Celebrating the value of water with art
What would you add, if you were asked to help mold a bronze sculpture depicting water’s journey from the mountains to the city’s faucets?
As local artist Rik Sargent started work on a new piece of public art commissioned by Denver Water — before stay-home and social distancing orders were put in place due to COVID-19 — he invited the utility’s employees into his sculpture studio and asked that same question.
The employees — representing different parts of the 1,100-person organization — were invited to see, touch and add to Sargent’s clay model. Sargent’s finished work will be one of three pieces of public art installed on Denver Water’s redeveloped Operations Complex southwest of downtown.
Sargent’s bronze sculpture, featuring a broad vertical spiral and called “Forests to Faucets,” aims to tell the story of the journey of Denver’s water as it passes from high-country snowdrifts, through mountain streams and man-made reservoirs, treatment plants and pipes, to the metro area, where Denver Water serves 1.5 million people in the city and surrounding suburbs.

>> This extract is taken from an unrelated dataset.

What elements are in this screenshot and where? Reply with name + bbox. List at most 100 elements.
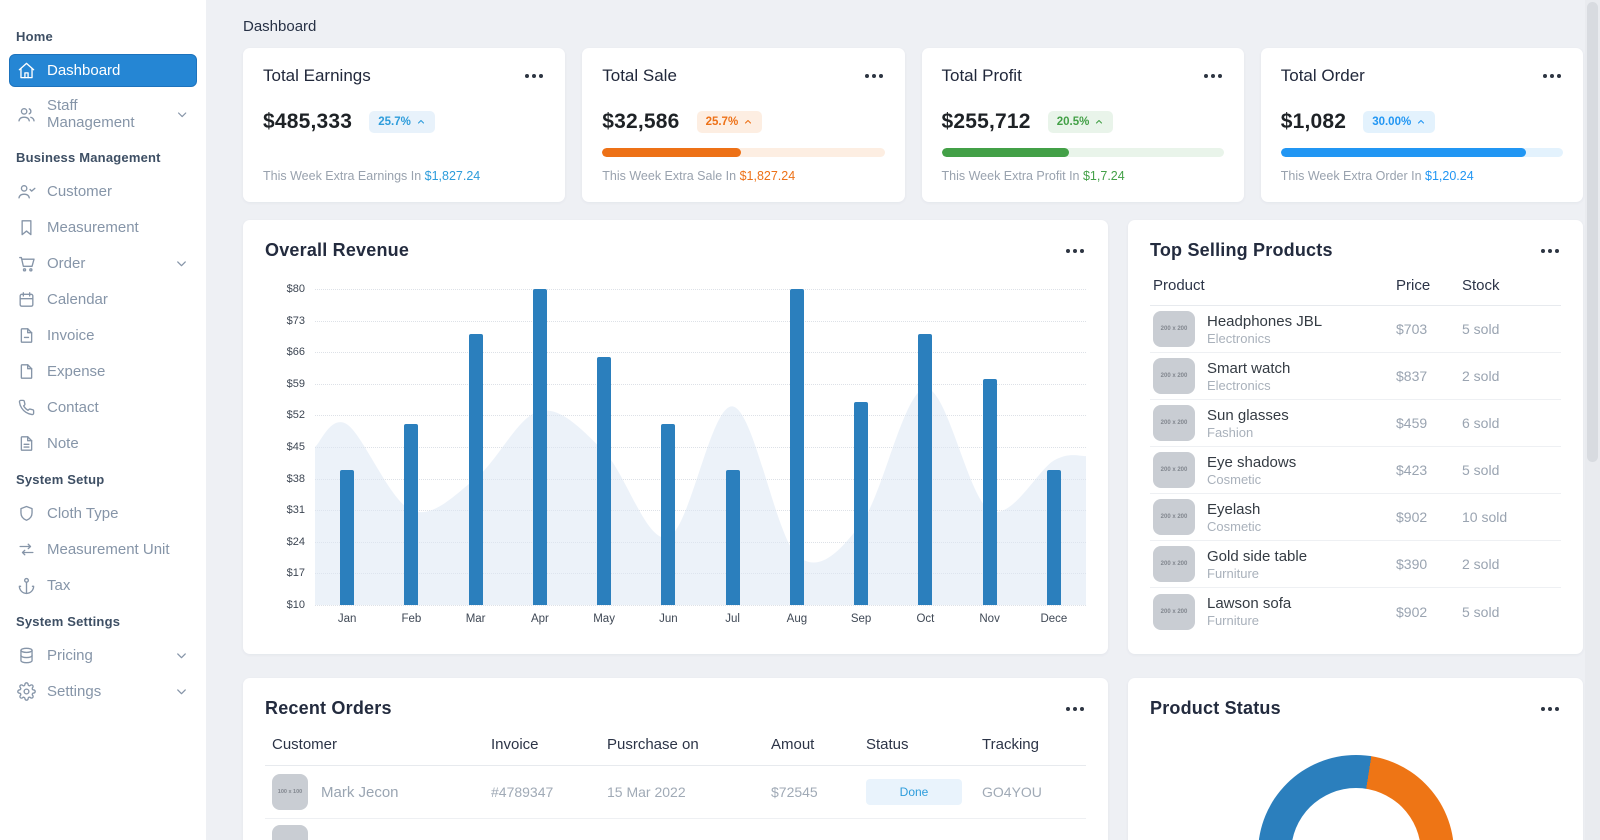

The name of the sculpture also ties to the “From Forests to Faucets” land management program that involves Denver Water, the U.S. Forest Service and other partners working to mitigate forest fires that damage the watershed.
“It’s exciting to see a sculpture that recognizes our watershed,” said Christina Burri, who manages Denver Water’s involvement in the program and came to see Sargent's clay model in January.
Utility employees made their mark in the sculpture’s clay, using flags to identify key landmarks in Denver Water’s system, such as Dillon Reservoir, Denver Water’s largest reservoir, and the Moffat Tunnel, which brings water from the West Slope.
Some fashioned bits of clay into trees, animals or buildings and pressed them onto the larger sculpture. Others hammered the clay with tools, shaping forests onto the malleable peaks and valleys.
“I’m very committed to making sure that, when people look at this, they see the story of water,” said Sargent, who has created many public art sculptures during his career, including a water-centered sculpture for the One World One Water Center at the Auraria Campus.
His “Forests to Faucets” bronze sculpture will be one of three new public art pieces commissioned by Denver Water as part of the redevelopment of its 35-acre complex. The multiyear project replaced aging buildings, in one case 130 years old, and made the complex more operationally efficient, publicly accessible and as sustainable as possible.
As part of the project, Denver Water is voluntarily participating in the city of Denver’s public art program. The program encourages new capital improvement projects in Denver that have a design and construction budget of $1 million or more to invest 1% of the budget in public art.
“Being the best utility in the nation means we are committed to the social and economic well-being of our community — and art is a part of that,” said Jessica Kirk, a Denver Water marketing specialist who helped guide the selection process.
In addition to Sargent’s work, British artist David Harber will create two sculptures for the Operations Complex inspired by water: “The Hydra” and the “Water Droplet.”
“We wanted (the public art pieces) to educate the public about the value of water while trying to inspire an appreciation for and conservation of a vital resource,” Kirk said.
Utility employees who visited Sargent’s studio molded cabins out of clay to add to the sculpture. Other additions included snakes, birds and fish.
Tanisha Lucas, a Customer Care supervisor, smoothed a section of clay into a lake and then used a brush to hammer forests to life.
“I wanted to be able to say, when this is finished, that ‘I touched this,’ and, I like to swim in alpine lakes,” Lucas said.
All three sculptures are expected to be installed on the Operations Complex later this year, as initial schedules have been delayed due to the complications that surround the global pandemic.
During stay-home orders earlier this year, Sargent closed his studio, as did others he works with in the art sector. For a bronze sculpture, teams of people often work together to create the final piece of art, including the process of creating molds of the clay and pouring bronze into those molds.
“A lot of the talent base that I typically work with is not available,” Sargent said.
So he did the work himself, albeit at a slower pace.
“I can make molds, but for a project this big I’d typically have a team of people come in and they’d hit it and get it done in a week or so. It’s taken me longer than that to do that on my own. But luckily, I’ve been an artist long enough that I can do all the elements to finish the work,” he said.
Sargent recently visited Denver Water’s Operations Complex to see the site where his sculpture will be displayed.
“It’s a beautiful site, I’m delighted with it,” he said.
“Denver Water is one of the many wonders of the world. You go to the faucet and turn on the faucet and — it’s there. Denver’s water.”
The three public art pieces will be placed in three locations on the Operations Complex:
- “The Hydra” will be placed at the corner of West 13th Avenue and Shoshone Street, where it will be visible to passengers on the nearby light rail line and can be used as a landmark to identify the entrance to the complex.
- The “Water Droplet” will be placed near the main entrance to the Administration Building (on the north side of the building), where it will be visible from Denver Water’s boardroom.
- The “Forests to Faucets” will be placed in the courtyard between the new Administration Building and the historic Three Stones building.